Synopses & Reviews
LONGLISTED FOR THE 2022 BOOKER PRIZE
"The first thing we did was change our names. We were going to be Sappho," so begins this intrepid debut novel, centuries after the Greek poet penned her lyric verse. Ignited by the same muse, a myriad of women break from their small, predetermined lives for seemingly disparate paths: in 1892, Rina Faccio trades her needlepoint for a pen; in 1902, Romaine Brooks sails for Capri with nothing but her clotted paintbrushes; and in 1923, Virginia Woolf writes: "I want to make life fuller and fuller." Writing in cascading vignettes, Selby Wynn Schwartz spins an invigorating tale of women whose narratives converge and splinter as they forge queer identities and claim the right to their own lives. A luminous meditation on creativity, education, and identity, After Sappho announces a writer as ingenious as the trailblazers of our past.

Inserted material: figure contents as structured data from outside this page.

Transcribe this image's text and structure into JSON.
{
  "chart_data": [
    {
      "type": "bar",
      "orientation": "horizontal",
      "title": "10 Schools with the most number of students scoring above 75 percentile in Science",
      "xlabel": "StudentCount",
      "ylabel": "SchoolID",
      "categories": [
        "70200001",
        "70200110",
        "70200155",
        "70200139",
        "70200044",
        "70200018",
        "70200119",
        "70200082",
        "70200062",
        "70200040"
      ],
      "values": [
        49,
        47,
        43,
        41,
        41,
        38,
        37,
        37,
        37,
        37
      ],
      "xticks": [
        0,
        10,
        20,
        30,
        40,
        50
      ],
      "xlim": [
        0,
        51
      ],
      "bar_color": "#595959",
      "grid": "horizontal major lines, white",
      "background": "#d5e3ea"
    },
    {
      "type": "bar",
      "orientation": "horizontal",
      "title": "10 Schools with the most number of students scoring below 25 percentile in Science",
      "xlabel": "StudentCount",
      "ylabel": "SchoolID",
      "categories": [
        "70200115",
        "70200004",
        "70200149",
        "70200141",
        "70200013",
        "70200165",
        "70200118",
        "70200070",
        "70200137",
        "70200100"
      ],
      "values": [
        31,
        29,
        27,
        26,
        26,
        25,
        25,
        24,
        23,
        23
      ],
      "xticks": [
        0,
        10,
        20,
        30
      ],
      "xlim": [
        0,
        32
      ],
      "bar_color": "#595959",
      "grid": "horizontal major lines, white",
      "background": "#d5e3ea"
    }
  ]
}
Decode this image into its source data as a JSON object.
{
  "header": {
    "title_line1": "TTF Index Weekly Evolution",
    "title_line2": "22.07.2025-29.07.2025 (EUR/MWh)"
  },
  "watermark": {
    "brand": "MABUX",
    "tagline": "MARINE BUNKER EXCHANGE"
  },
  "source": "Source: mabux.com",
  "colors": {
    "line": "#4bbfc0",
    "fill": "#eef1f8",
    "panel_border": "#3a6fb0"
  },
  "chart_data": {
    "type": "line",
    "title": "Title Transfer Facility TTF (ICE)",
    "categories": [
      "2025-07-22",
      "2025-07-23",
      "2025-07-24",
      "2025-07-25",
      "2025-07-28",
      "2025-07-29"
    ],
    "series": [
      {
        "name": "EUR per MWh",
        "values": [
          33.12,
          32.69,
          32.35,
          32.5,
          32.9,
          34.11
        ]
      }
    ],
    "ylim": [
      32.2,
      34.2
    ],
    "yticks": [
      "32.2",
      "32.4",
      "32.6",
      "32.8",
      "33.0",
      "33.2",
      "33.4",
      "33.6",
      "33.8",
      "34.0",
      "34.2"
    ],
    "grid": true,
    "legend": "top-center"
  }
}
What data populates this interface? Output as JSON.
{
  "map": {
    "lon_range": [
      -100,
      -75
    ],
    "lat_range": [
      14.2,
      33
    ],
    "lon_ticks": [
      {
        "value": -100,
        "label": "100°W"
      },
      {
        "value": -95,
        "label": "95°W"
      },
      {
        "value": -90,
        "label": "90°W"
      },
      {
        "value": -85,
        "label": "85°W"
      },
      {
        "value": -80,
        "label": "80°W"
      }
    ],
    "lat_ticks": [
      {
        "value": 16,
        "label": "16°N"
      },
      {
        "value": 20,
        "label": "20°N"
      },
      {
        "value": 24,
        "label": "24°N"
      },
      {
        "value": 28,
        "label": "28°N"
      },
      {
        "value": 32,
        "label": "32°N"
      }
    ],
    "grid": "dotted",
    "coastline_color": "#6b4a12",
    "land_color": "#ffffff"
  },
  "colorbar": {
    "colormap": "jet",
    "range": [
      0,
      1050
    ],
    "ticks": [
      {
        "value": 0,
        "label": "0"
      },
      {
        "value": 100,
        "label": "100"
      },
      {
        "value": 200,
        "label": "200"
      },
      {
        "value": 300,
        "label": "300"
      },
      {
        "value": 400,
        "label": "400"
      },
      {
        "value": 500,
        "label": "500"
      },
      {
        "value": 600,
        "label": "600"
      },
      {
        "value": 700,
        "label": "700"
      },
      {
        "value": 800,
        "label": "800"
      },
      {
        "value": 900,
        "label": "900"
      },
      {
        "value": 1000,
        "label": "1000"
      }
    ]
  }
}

"This book is splendid: Impish, irate, deep, courageous. . . . Brava " Lucy Ellmann, author of Ducks, Newburyport
Review
"A highly original, practically uncategorisable novel... Sarah Bernhardt, Virginia Woolf, the Italian writer and lesbian Lina Poletti, plus a host of other lesser-known women who pushed against the conventions of the time — all are given fresh life in this entrancing choric collage of a novel which seems to speak both in one voice and in multitudes all at the same time... I loved it." Claire Allfree, Daily Mail
Review
"After Sappho is a project of both imagination and intimacy, but also of significant research. Schwartz's protagonists are all real people, but she has captured the essence of their lives and identities by means of what she describes as 'speculative biographies'. One of the beauties of this strange, spellbinding novel — other, that is, than the dreamlike, pellucid writing — is this merging of fact and fiction, historical record and artistic vision." Lucy Scholes, The Telegraph
About the Author
Selby Wynn Schwartz holds a PhD in comparative literature from the University of California, Berkeley. She is the author of The Bodies of Others: Drag Dances and Their Afterlives, a finalist for the Lambda Literary Award, and the forthcoming novella A Life in Chameleons.